The Canadian GeoSpace Monitoring (CGSM) program is a national effort to observe and understand the Sun and its effects on our environment. It is the direct successor to the 1980’s CANOPUS program and builds on its world-class heritage. The 2003-2007 phase of the CGSM program was characterized by major deployments of new instrumentation and the hardware and software infrastructure required to manage the resulting data. Administered by the Canadian Space Agency (CSA), CGSM will continue to install, integrate and operate a Canada-wide network of ground-based instruments for remote-sensing the magnetosphereionosphere system lying beyond the Earth’s atmosphere. The Canadian community of solar-terrestrial scientists will probe the geospace environment with an unprecedented resolution in a concerted attempt to answer fundamental questions about the space environment and its effects on the environment and human activity

The multi-million dollar network includes ground-based observatories, as well as modeling and forecasting centers that allow the study of the Sun, the Earth, and the interplanetary space between the two. CGSM is a CSA-led nation-wide program that partners with two government agencies (National Research council, and Natural Resources Canada) and five universities (the universities of Alberta, Calgary, Saskatchewan, Waterloo, and New Brunswick). The expanded CGSM program includes more than 80 scientists from institutions across Canada and around the world.

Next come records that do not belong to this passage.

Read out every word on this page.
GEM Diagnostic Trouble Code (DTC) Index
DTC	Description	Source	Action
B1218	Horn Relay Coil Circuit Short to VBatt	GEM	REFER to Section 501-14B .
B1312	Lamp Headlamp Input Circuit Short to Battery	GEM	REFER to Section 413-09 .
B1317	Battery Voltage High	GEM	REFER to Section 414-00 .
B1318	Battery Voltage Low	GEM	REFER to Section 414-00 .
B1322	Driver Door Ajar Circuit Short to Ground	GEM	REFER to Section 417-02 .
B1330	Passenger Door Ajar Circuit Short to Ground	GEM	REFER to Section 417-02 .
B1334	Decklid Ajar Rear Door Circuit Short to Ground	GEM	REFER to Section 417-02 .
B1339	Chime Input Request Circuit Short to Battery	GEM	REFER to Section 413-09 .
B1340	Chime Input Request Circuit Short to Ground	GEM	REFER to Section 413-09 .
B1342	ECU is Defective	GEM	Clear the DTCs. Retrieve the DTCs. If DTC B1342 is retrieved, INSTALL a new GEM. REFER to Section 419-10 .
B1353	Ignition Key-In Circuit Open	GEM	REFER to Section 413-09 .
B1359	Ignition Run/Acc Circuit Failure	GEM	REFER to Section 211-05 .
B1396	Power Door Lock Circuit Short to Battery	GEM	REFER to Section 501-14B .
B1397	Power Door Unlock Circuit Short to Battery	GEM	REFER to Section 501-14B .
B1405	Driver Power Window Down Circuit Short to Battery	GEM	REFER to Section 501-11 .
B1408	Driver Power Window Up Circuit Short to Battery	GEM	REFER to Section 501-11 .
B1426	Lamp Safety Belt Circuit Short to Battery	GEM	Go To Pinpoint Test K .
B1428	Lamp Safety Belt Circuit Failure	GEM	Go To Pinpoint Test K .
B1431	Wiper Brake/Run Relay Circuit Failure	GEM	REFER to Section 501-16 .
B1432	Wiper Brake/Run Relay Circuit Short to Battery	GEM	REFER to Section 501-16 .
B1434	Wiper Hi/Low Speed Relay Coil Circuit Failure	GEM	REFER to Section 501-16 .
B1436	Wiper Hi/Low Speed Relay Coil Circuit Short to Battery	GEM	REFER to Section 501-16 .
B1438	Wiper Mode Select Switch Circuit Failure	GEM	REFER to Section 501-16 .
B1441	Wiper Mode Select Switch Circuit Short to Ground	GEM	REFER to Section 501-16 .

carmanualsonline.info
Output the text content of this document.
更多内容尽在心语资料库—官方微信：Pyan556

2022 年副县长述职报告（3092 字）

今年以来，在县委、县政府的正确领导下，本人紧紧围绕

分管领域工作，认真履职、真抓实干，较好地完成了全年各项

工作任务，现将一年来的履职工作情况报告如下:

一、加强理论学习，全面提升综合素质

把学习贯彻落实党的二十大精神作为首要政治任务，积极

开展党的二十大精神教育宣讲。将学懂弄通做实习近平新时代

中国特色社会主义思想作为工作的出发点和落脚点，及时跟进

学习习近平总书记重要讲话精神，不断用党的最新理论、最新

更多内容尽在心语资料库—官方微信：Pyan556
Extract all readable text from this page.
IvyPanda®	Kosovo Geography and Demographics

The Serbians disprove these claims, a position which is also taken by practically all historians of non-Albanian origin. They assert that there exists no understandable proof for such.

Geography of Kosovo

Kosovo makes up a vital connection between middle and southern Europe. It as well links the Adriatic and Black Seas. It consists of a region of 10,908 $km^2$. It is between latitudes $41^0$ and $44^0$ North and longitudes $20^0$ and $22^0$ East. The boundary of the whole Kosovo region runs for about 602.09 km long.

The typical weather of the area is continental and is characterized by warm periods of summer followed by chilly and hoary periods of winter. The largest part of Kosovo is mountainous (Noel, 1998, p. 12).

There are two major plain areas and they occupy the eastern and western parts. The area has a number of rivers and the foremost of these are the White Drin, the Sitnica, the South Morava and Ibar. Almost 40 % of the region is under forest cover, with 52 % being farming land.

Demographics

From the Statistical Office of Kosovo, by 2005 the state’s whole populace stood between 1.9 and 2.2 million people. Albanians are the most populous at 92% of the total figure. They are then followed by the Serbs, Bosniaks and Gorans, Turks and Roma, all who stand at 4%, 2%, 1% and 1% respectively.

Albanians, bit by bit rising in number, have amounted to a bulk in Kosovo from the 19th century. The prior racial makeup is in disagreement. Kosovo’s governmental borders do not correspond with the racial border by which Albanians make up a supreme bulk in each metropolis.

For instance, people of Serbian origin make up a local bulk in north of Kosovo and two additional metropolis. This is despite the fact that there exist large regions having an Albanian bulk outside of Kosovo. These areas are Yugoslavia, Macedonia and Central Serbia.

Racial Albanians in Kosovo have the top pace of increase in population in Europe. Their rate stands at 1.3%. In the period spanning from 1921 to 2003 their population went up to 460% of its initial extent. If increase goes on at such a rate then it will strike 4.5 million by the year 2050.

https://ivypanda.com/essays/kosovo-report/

When completed in the next five years, CGSM will include a suite of instruments spread across the country from the west to east coast, including the far north, as well as centres for modelling and space weather forecasting:

– All-sky imagers are digital cameras that will take pictures every few seconds at several wavelengths of light, in effect, observing the colours of the aurora. These colours tell us about the nature of the charged particles from the Sun and magnetosphere colliding with atoms in the upper atmosphere. (University of Calgary)

– Meridian scanning photometers will measure the intensity of light at several wavelengths. These devices precisely measure the characteristics of the light coming from the aurora. (University of Calgary)

– Riometers will observe the cosmic background radiation at radio wavelengths. This radiation is disrupted by auroras, so these instruments provide an indirect measure of the strength of auroral activity. (University of Calgary)

– Digital ionosondes will send out bursts of radio energy high into the atmosphere. The reflections will provide information on the state of the ionosphere. (University of New Brunswick)

– Global Positioning System (GPS) receivers will measure disruptions in the signals transmitted from GPS satellites in orbit. The disruptions are due to disturbances in the ionosphere. (University of New Brunswick)

– SuperDARN/PolarDARN radars will send out bursts of radio energy and measure the reflections from the active regions of the aurora. Combining the data from the ionosonde and SuperDARN/PolarDARN instruments will provide greater insight into activity within the ionosphere and the auroras. (University of Saskatchewan)

– Fluxgate magnetometers will measure the strength of disturbances to the Earth’s magnetic field with great precision. Monitoring magnetic field strength on Earth can reveal important information about the state of the electrical currents high in the atmosphere. (University of Alberta)

– Induction coil magnetometers will be able to detect very fast variations in the Earth’s magnetic field, caused by disturbances in geospace. (University of Alberta)

– Solar telescope will monitor radio waves emitted by the Sun. Variations in the intensity of these radio waves are correlated with sunspots, relatively dark areas on the Sun associated with intense magnetic activity. (National Research Council)

– Numerical models will use data collected by the instruments to improve our understanding of the space environment. (University of Alberta) 3

– Forecast models will predict the conditions in space and on Earth using data from the instruments. (Natural Resources Canada, University of Alberta, University of Waterloo).